The cell signaling switchboard just got a little bigger and a little more intricate: five orphan receptors and 17 candidate peptide ligands have been found to connect with each other. Also, nine receptors with recognized ligands have been found to connect with six previously published and 16 potential new peptide ligands. Overall, the known peptidergic system has been expanded from 348 to 407 interactions, an increase of 17%.
This expansion is significant because the peptidergic system, the cell signaling network that encompasses the G protein-coupled receptors (GPCRs) and the molecules that activate them, is targeted by about one-third of all approved drugs. Historically, the discovery of GPCR-ligand signaling systems has often translated into clinical opportunities. The newfound GPCR-ligand signaling systems, then, may stimulate research into their physiological roles and therapeutic potential.
This point was emphasized by David E. Gloriam, professor of drug design and pharmacology at the University of Copenhagen. Gloriam and his colleagues, along with collaborators from the University of North Carolina at Chapel Hill and Thomas Jefferson University, introduced the new signaling systems in a paper (“Discovery of Human Signaling Systems: Pairing Peptides to G Protein-Coupled Receptors”) that appeared October 31 in the journal Cell.
“Researchers can spend their whole career studying one GPCR signaling system because their therapeutic potential is vast, as shown by the sheer number of medical drugs targeting them,” said Gloriam. “We have identified five new such systems. This doesn’t happen every day, and it might have huge implications for drug development.”
The human cell has a wide variety of receptors on its surface to which many molecules and therapeutic drugs can bind, activating signal mechanisms inside the cell that help regulate different physiological functions. GPCRs are the largest (and a very important) family of receptors on human cells.
One-third of all approved drugs target GPCRs in one way or the other. However, for about one-third of GPCRs, the scientific community does not know which molecules, or ligands, bind to the receptor and activate a signal.
In the current study, the researchers evaluated peptides that function as signaling molecules because they represent around 71% of all known ligands that bind to GPCRs and because they are increasingly tested in clinical trials. In short, peptides were a good place to start in the search for new signaling molecules.

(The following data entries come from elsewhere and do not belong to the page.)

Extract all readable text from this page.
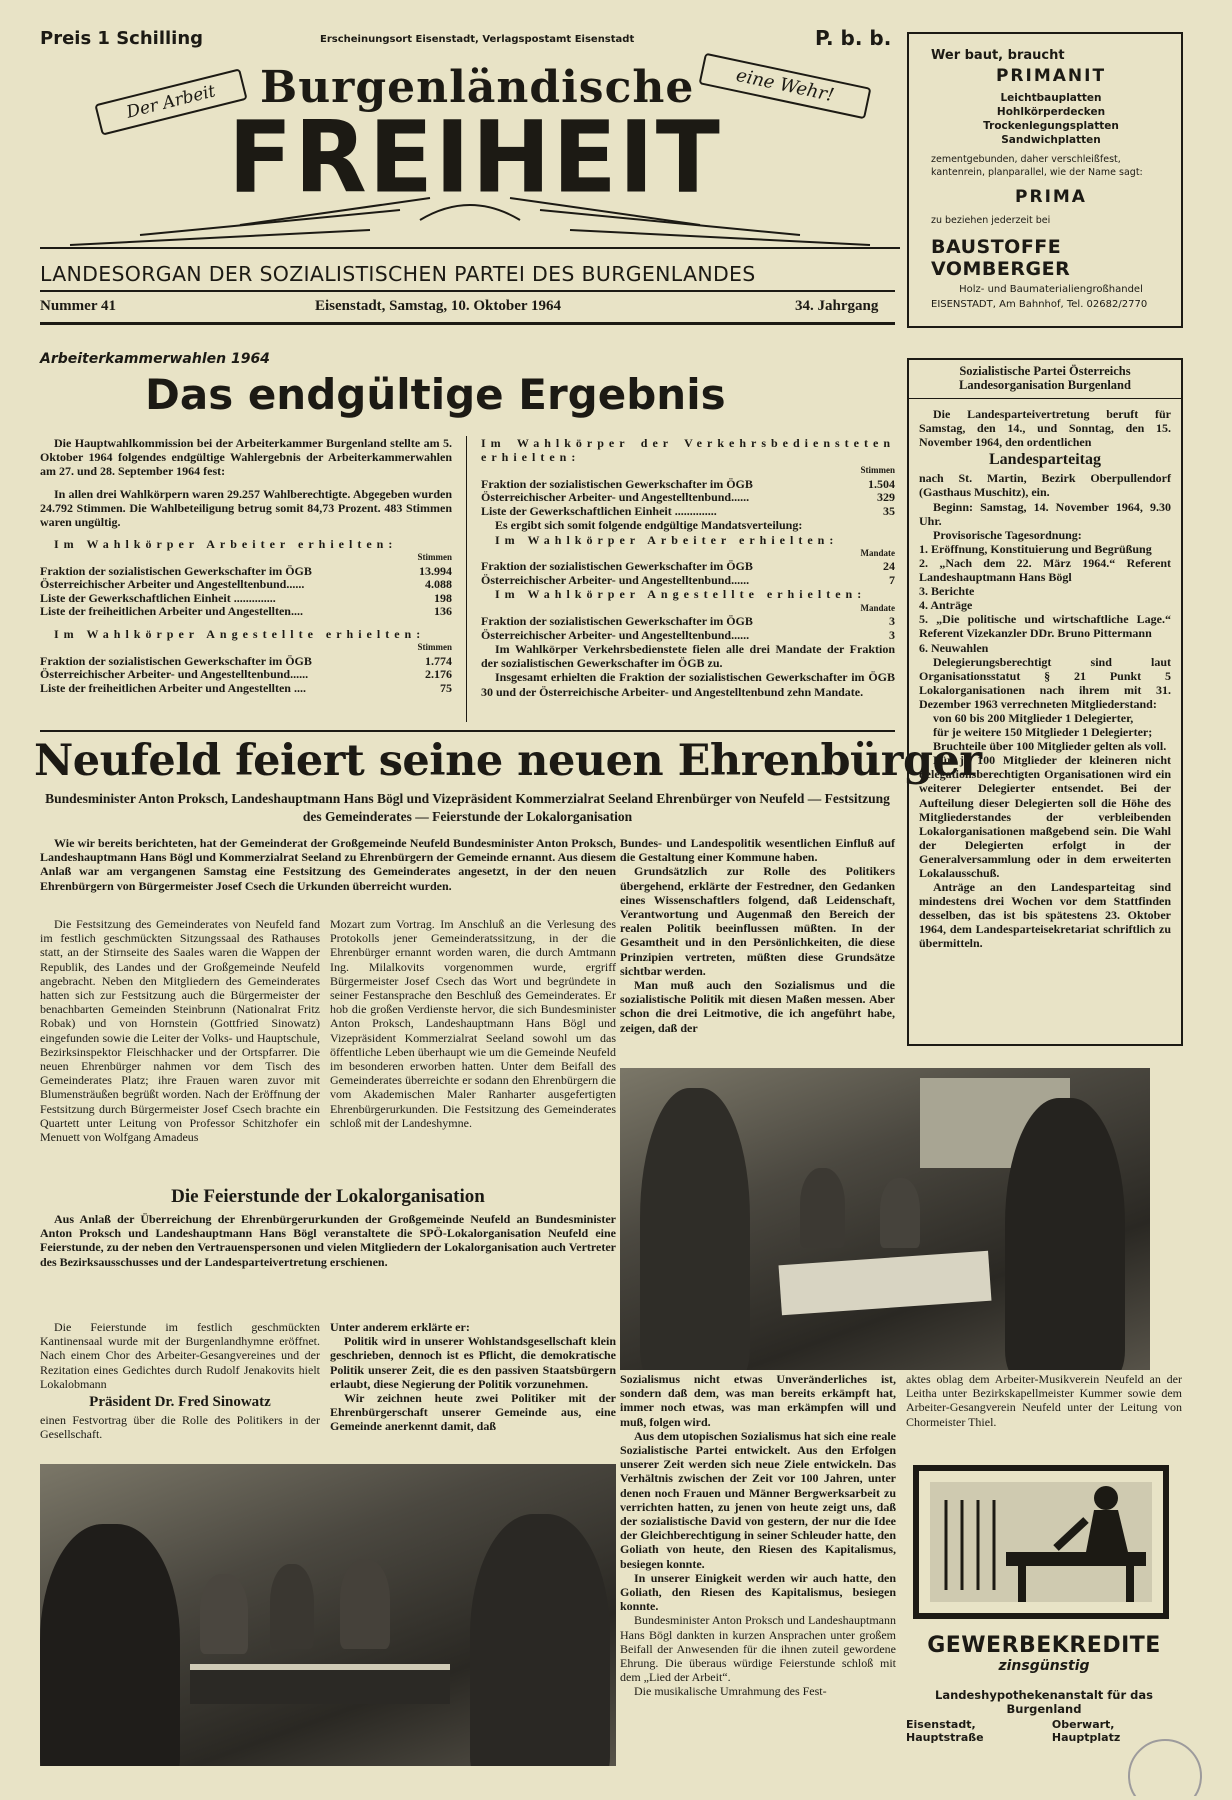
Preis 1 Schilling	Erscheinungsort Eisenstadt, Verlagspostamt Eisenstadt	P. b. b.
Der Arbeit	eine Wehr!
Burgenländische
FREIHEIT
LANDESORGAN DER SOZIALISTISCHEN PARTEI DES BURGENLANDES
Nummer 41	Eisenstadt, Samstag, 10. Oktober 1964	34. Jahrgang
Wer baut, braucht
PRIMANIT
Leichtbauplatten
Hohlkörperdecken
Trockenlegungsplatten
Sandwichplatten
zementgebunden, daher verschleißfest, kantenrein, planparallel, wie der Name sagt:
PRIMA
zu beziehen jederzeit bei
BAUSTOFFE VOMBERGER
Holz- und Baumaterialiengroßhandel
EISENSTADT, Am Bahnhof, Tel. 02682/2770
Arbeiterkammerwahlen 1964
Das endgültige Ergebnis

Die Hauptwahlkommission bei der Arbeiterkammer Burgenland stellte am 5. Oktober 1964 folgendes endgültige Wahlergebnis der Arbeiterkammerwahlen am 27. und 28. September 1964 fest:

In allen drei Wahlkörpern waren 29.257 Wahlberechtigte. Abgegeben wurden 24.792 Stimmen. Die Wahlbeteiligung betrug somit 84,73 Prozent. 483 Stimmen waren ungültig.

Im Wahlkörper Arbeiter erhielten:

	Stimmen
Fraktion der sozialistischen Gewerkschafter im ÖGB	13.994
Österreichischer Arbeiter und Angestelltenbund......	4.088
Liste der Gewerkschaftlichen Einheit ..............	198
Liste der freiheitlichen Arbeiter und Angestellten....	136

Im Wahlkörper Angestellte erhielten:

	Stimmen
Fraktion der sozialistischen Gewerkschafter im ÖGB	1.774
Österreichischer Arbeiter- und Angestelltenbund......	2.176
Liste der freiheitlichen Arbeiter und Angestellten ....	75

Im Wahlkörper der Verkehrsbediensteten erhielten:

	Stimmen
Fraktion der sozialistischen Gewerkschafter im ÖGB	1.504
Österreichischer Arbeiter- und Angestelltenbund......	329
Liste der Gewerkschaftlichen Einheit ..............	35

Es ergibt sich somit folgende endgültige Mandatsverteilung:

Im Wahlkörper Arbeiter erhielten:

	Mandate
Fraktion der sozialistischen Gewerkschafter im ÖGB	24
Österreichischer Arbeiter- und Angestelltenbund......	7

Im Wahlkörper Angestellte erhielten:

	Mandate
Fraktion der sozialistischen Gewerkschafter im ÖGB	3
Österreichischer Arbeiter- und Angestelltenbund......	3

Im Wahlkörper Verkehrsbedienstete fielen alle drei Mandate der Fraktion der sozialistischen Gewerkschafter im ÖGB zu.

Insgesamt erhielten die Fraktion der sozialistischen Gewerkschafter im ÖGB 30 und der Österreichische Arbeiter- und Angestelltenbund zehn Mandate.

Sozialistische Partei Österreichs
Landesorganisation Burgenland

Die Landesparteivertretung beruft für Samstag, den 14., und Sonntag, den 15. November 1964, den ordentlichen

Landesparteitag

nach St. Martin, Bezirk Oberpullendorf (Gasthaus Muschitz), ein.

Beginn: Samstag, 14. November 1964, 9.30 Uhr.

Provisorische Tagesordnung:

1. Eröffnung, Konstituierung und Begrüßung

2. „Nach dem 22. März 1964.“ Referent Landeshauptmann Hans Bögl

3. Berichte

4. Anträge

5. „Die politische und wirtschaftliche Lage.“ Referent Vizekanzler DDr. Bruno Pittermann

6. Neuwahlen

Delegierungsberechtigt sind laut Organisationsstatut § 21 Punkt 5 Lokalorganisationen nach ihrem mit 31. Dezember 1963 verrechneten Mitgliederstand:

von 60 bis 200 Mitglieder 1 Delegierter,

für je weitere 150 Mitglieder 1 Delegierter;

Bruchteile über 100 Mitglieder gelten als voll.

Für je 100 Mitglieder der kleineren nicht delegationsberechtigten Organisationen wird ein weiterer Delegierter entsendet. Bei der Aufteilung dieser Delegierten soll die Höhe des Mitgliederstandes der verbleibenden Lokalorganisationen maßgebend sein. Die Wahl der Delegierten erfolgt in der Generalversammlung oder in dem erweiterten Lokalausschuß.

Anträge an den Landesparteitag sind mindestens drei Wochen vor dem Stattfinden desselben, das ist bis spätestens 23. Oktober 1964, dem Landesparteisekretariat schriftlich zu übermitteln.

Neufeld feiert seine neuen Ehrenbürger
Bundesminister Anton Proksch, Landeshauptmann Hans Bögl und Vizepräsident Kommerzialrat Seeland Ehrenbürger von Neufeld — Festsitzung des Gemeinderates — Feierstunde der Lokalorganisation

Wie wir bereits berichteten, hat der Gemeinderat der Großgemeinde Neufeld Bundesminister Anton Proksch, Landeshauptmann Hans Bögl und Kommerzialrat Seeland zu Ehrenbürgern der Gemeinde ernannt. Aus diesem Anlaß war am vergangenen Samstag eine Festsitzung des Gemeinderates angesetzt, in der den neuen Ehrenbürgern von Bürgermeister Josef Csech die Urkunden überreicht wurden.

Die Festsitzung des Gemeinderates von Neufeld fand im festlich geschmückten Sitzungssaal des Rathauses statt, an der Stirnseite des Saales waren die Wappen der Republik, des Landes und der Großgemeinde Neufeld angebracht. Neben den Mitgliedern des Gemeinderates hatten sich zur Festsitzung auch die Bürgermeister der benachbarten Gemeinden Steinbrunn (Nationalrat Fritz Robak) und von Hornstein (Gottfried Sinowatz) eingefunden sowie die Leiter der Volks- und Hauptschule, Bezirksinspektor Fleischhacker und der Ortspfarrer. Die neuen Ehrenbürger nahmen vor dem Tisch des Gemeinderates Platz; ihre Frauen waren zuvor mit Blumensträußen begrüßt worden. Nach der Eröffnung der Festsitzung durch Bürgermeister Josef Csech brachte ein Quartett unter Leitung von Professor Schitzhofer ein Menuett von Wolfgang Amadeus

Mozart zum Vortrag. Im Anschluß an die Verlesung des Protokolls jener Gemeinderatssitzung, in der die Ehrenbürger ernannt worden waren, die durch Amtmann Ing. Milalkovits vorgenommen wurde, ergriff Bürgermeister Josef Csech das Wort und begründete in seiner Festansprache den Beschluß des Gemeinderates. Er hob die großen Verdienste hervor, die sich Bundesminister Anton Proksch, Landeshauptmann Hans Bögl und Vizepräsident Kommerzialrat Seeland sowohl um das öffentliche Leben überhaupt wie um die Gemeinde Neufeld im besonderen erworben hatten. Unter dem Beifall des Gemeinderates überreichte er sodann den Ehrenbürgern die vom Akademischen Maler Ranharter ausgefertigten Ehrenbürgerurkunden. Die Festsitzung des Gemeinderates schloß mit der Landeshymne.

Bundes- und Landespolitik wesentlichen Einfluß auf die Gestaltung einer Kommune haben.

Grundsätzlich zur Rolle des Politikers übergehend, erklärte der Festredner, den Gedanken eines Wissenschaftlers folgend, daß Leidenschaft, Verantwortung und Augenmaß den Bereich der realen Politik beeinflussen müßten. In der Gesamtheit und in den Persönlichkeiten, die diese Prinzipien vertreten, müßten diese Grundsätze sichtbar werden.

Man muß auch den Sozialismus und die sozialistische Politik mit diesen Maßen messen. Aber schon die drei Leitmotive, die ich angeführt habe, zeigen, daß der

Die Feierstunde der Lokalorganisation

Aus Anlaß der Überreichung der Ehrenbürgerurkunden der Großgemeinde Neufeld an Bundesminister Anton Proksch und Landeshauptmann Hans Bögl veranstaltete die SPÖ-Lokalorganisation Neufeld eine Feierstunde, zu der neben den Vertrauenspersonen und vielen Mitgliedern der Lokalorganisation auch Vertreter des Bezirksausschusses und der Landesparteivertretung erschienen.

Die Feierstunde im festlich geschmückten Kantinensaal wurde mit der Burgenlandhymne eröffnet. Nach einem Chor des Arbeiter-Gesangvereines und der Rezitation eines Gedichtes durch Rudolf Jenakovits hielt Lokalobmann

Präsident Dr. Fred Sinowatz

einen Festvortrag über die Rolle des Politikers in der Gesellschaft.

Unter anderem erklärte er:

Politik wird in unserer Wohlstandsgesellschaft klein geschrieben, dennoch ist es Pflicht, die demokratische Politik unserer Zeit, die es den passiven Staatsbürgern erlaubt, diese Negierung der Politik vorzunehmen.

Wir zeichnen heute zwei Politiker mit der Ehrenbürgerschaft unserer Gemeinde aus, eine Gemeinde anerkennt damit, daß

Sozialismus nicht etwas Unveränderliches ist, sondern daß dem, was man bereits erkämpft hat, immer noch etwas, was man erkämpfen will und muß, folgen wird.

Aus dem utopischen Sozialismus hat sich eine reale Sozialistische Partei entwickelt. Aus den Erfolgen unserer Zeit werden sich neue Ziele entwickeln. Das Verhältnis zwischen der Zeit vor 100 Jahren, unter denen noch Frauen und Männer Bergwerksarbeit zu verrichten hatten, zu jenen von heute zeigt uns, daß der sozialistische David von gestern, der nur die Idee der Gleichberechtigung in seiner Schleuder hatte, den Goliath von heute, den Riesen des Kapitalismus, besiegen konnte.

In unserer Einigkeit werden wir auch hatte, den Goliath, den Riesen des Kapitalismus, besiegen konnte.

Bundesminister Anton Proksch und Landeshauptmann Hans Bögl dankten in kurzen Ansprachen unter großem Beifall der Anwesenden für die ihnen zuteil gewordene Ehrung. Die überaus würdige Feierstunde schloß mit dem „Lied der Arbeit“.

Die musikalische Umrahmung des Fest-

aktes oblag dem Arbeiter-Musikverein Neufeld an der Leitha unter Bezirkskapellmeister Kummer sowie dem Arbeiter-Gesangverein Neufeld unter der Leitung von Chormeister Thiel.

GEWERBEKREDITE
zinsgünstig
Landeshypothekenanstalt für das Burgenland
Eisenstadt, Hauptstraße
Oberwart, Hauptplatz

“Using three orthogonal biochemical assays,” the authors of the Cell article wrote, “we pair 17 proposed endogenous ligands with five orphan GPCRs [BB3, GPR1, GPR15, GPR55, and GPR68] that are associated with diseases, including genetic, neoplastic, nervous, and reproductive system disorders. We also identify additional peptides for nine receptors with recognized ligands and pathophysiological roles.”
The potential peptide ligands were identified from all the proteins in a cell, the so-called proteome, consisting of around 20,000 proteins. The researchers focused on those that are secreted from the cell, as peptides that work as signaling molecules need to be secreted. They then filtered out all those with a previously known function.
In the research project, they then used machine learning to predict what potential peptides could be ligands for GPCRs. The calculations took into account genomes from more than 300 species and attempted to answer to what extent the peptides were “evolutionary conserved” or had the same characteristics as peptides in the species.
“In combining computational drug design with pharmacology, machine learning, and genomics, we have used a truly collaborative method in order to identify these new aspects of human biology. We would not have been able to identify this many pairs had it not been for the interdisciplinary nature of our method,” noted Gloriam.
The researchers selected 218 potential ligands which they screened against 21 receptors with three complementary orthogonal assays. The first assay evaluated physical mass distribution inside the cell; the second assay, internalization of the receptor in the cell; and the third assay, the recruitment of a protein called β-arrestin. All three techniques were used because using only one might have caused the researchers to miss some signals that use other pathways.
The researchers assert that their approach is of demonstrated predictive power and is applicable not only to peptide-GPCR systems, but also to many other peptide-protein systems. The current findings, however, already suggest potentially fruitful avenues of study. Specifically, the newly identified signaling systems have high translational potential as therapeutic targets.